Science capital can be split into eight domains through which a student engages with science. Unsurprisingly, there is variation in students’ overall science capital, but there are three domains (highlighted right) that students regularly fail to develop. Many students have limited knowledge of the transferability of science skills beyond ‘traditional’ STEM roles such as doctors. Few students consume any science-related media and what is engaged with often reinforces stereotypes. Voluntary participation in out-of-school learning is low, as many students feel they do not belong in the traditionally focused clubs on offer.
These domains also happen to be ones that we as teachers can tend to shy away from. Teachers play a critical role in students’ decision-making, acting as role models for their subject. By failing to represent the diverse applications of the skills we teach, and instilling traditional stereotypes through media and clubs, we confirm for some students that ‘science is not for people like me’, and the gap widens.

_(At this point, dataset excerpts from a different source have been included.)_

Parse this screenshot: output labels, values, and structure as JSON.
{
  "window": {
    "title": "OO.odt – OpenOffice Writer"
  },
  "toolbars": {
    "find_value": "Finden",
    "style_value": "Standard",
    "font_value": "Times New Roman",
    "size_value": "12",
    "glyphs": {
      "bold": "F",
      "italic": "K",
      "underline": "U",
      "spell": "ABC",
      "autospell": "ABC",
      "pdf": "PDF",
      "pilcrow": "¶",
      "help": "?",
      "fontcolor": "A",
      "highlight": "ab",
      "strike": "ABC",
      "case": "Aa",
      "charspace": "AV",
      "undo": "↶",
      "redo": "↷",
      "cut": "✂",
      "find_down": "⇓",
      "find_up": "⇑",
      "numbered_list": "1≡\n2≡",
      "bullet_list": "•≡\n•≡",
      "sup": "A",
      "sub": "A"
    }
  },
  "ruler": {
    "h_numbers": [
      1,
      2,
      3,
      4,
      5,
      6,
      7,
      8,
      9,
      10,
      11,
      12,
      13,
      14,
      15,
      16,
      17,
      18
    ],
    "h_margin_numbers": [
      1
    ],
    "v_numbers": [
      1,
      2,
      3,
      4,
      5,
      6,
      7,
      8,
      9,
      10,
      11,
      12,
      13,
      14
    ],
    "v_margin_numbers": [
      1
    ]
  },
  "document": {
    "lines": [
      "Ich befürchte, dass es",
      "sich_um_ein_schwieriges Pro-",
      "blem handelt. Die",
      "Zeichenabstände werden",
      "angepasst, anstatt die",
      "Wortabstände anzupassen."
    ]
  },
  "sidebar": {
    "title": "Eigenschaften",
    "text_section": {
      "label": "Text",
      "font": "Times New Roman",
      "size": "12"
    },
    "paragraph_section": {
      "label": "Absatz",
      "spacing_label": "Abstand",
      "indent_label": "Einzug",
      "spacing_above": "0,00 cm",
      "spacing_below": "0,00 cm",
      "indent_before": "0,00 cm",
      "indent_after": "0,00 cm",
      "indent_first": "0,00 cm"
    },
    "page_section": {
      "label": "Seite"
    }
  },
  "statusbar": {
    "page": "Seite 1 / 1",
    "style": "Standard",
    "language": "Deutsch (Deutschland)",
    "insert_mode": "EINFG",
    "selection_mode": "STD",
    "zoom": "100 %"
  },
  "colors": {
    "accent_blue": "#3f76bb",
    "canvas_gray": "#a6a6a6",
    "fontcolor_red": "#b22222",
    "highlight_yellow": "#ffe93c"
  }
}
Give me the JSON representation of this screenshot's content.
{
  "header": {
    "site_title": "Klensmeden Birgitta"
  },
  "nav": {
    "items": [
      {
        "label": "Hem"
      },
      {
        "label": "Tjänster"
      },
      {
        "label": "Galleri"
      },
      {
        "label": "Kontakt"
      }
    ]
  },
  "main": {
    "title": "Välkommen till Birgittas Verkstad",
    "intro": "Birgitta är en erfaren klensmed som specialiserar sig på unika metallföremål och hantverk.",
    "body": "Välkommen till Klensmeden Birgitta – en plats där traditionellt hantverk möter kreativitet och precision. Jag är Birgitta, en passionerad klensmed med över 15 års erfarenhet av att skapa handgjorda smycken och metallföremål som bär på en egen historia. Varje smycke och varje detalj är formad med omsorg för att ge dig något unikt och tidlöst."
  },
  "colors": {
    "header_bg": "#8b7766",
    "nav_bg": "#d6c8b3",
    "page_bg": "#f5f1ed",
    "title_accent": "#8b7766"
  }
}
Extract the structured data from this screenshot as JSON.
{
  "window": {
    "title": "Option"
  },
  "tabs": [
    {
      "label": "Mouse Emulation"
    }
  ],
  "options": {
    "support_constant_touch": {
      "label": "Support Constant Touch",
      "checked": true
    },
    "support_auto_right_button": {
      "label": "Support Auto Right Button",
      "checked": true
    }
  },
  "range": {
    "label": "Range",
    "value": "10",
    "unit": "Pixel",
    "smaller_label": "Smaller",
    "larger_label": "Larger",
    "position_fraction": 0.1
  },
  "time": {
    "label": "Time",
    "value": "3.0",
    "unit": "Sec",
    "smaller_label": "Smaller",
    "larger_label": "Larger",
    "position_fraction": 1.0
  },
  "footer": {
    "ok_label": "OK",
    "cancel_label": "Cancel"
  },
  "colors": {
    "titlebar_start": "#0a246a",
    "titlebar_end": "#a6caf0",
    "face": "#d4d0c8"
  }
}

Adding to the growing list of key components of effective science lessons may seem overwhelming, but one small shift can make a big difference, as many domains activate each other. For example, if a student learns a non-science application of a skill in lessons, they might recognise this skill in a family member’s non-science role and talk to them about it. It might cause them to go and learn more about this skill or application and talk to their friends about it. They may feel more motivated in lessons, recognising that the skill is important even if they don’t want to be a scientist. This leads to a shift in their mindset; the content learned in lessons begins to feel more ‘for me’.
The good news is that these co-mobilisation relationships centre on the three key domains identified earlier. Below are some examples of how to integrate these domains into your lessons.
Knowledge about the transferability of science
Many of the skills in chemistry lessons can seem niche, however many have a wide array of applications. For example, balancing chemical equations, mole calculations and limiting reagents – specific skills? Or perhaps not unlike the skills needed to rework a ratio in a cookie recipe when you haven’t got enough flour? Highlighting generic skills in a lesson can be as simple as putting a spanner symbol next to the task and facilitating a class discussion. When I tried this, students became autonomous in recognising links themselves; the symbol acted as a catalyst to the conversation. The more I used it, the more motivated my students became – something that they previously felt they could never master suddenly felt important.
Consumption of science-related media
Wherever I can, I encourage engagement with science-related media that breaks down negative stereotypes and represents people my students feel are relatable. For example, when teaching recycling, I showed Lauren Singer’s YouTube channel, which has innovative ideas for how to integrate ‘reduce, reuse, recycle’ into our lives. She represents a great non-traditional role model, and my students were fascinated by her. What inspired me even more is the number who came back the next lesson and told me other videos they had watched and more they had found out. The experience made them re-engage with the domain independently and gave them a way of engaging with science outside of the classroom.
Participation in out-of-school learning contexts
Traditional science clubs certainly have their place in schools. However, reforming clubs to appeal to the ‘non-sciencey’ is crucial. Slime has become a worldwide trend and I have seen dozens of YouTube videos of ‘awesome chemical reactions’, with hundreds of thousands of views. Starting a ‘Reactions Club’ could offer an opportunity to see and discuss some of the incredible demonstrations we don’t have time to show in lessons.
Making use of these key domains and their co-mobilisation effects will go a long way to helping students recognise the value of post-GCSE qualifications, encouraging a shift in attitudes and promoting uptake.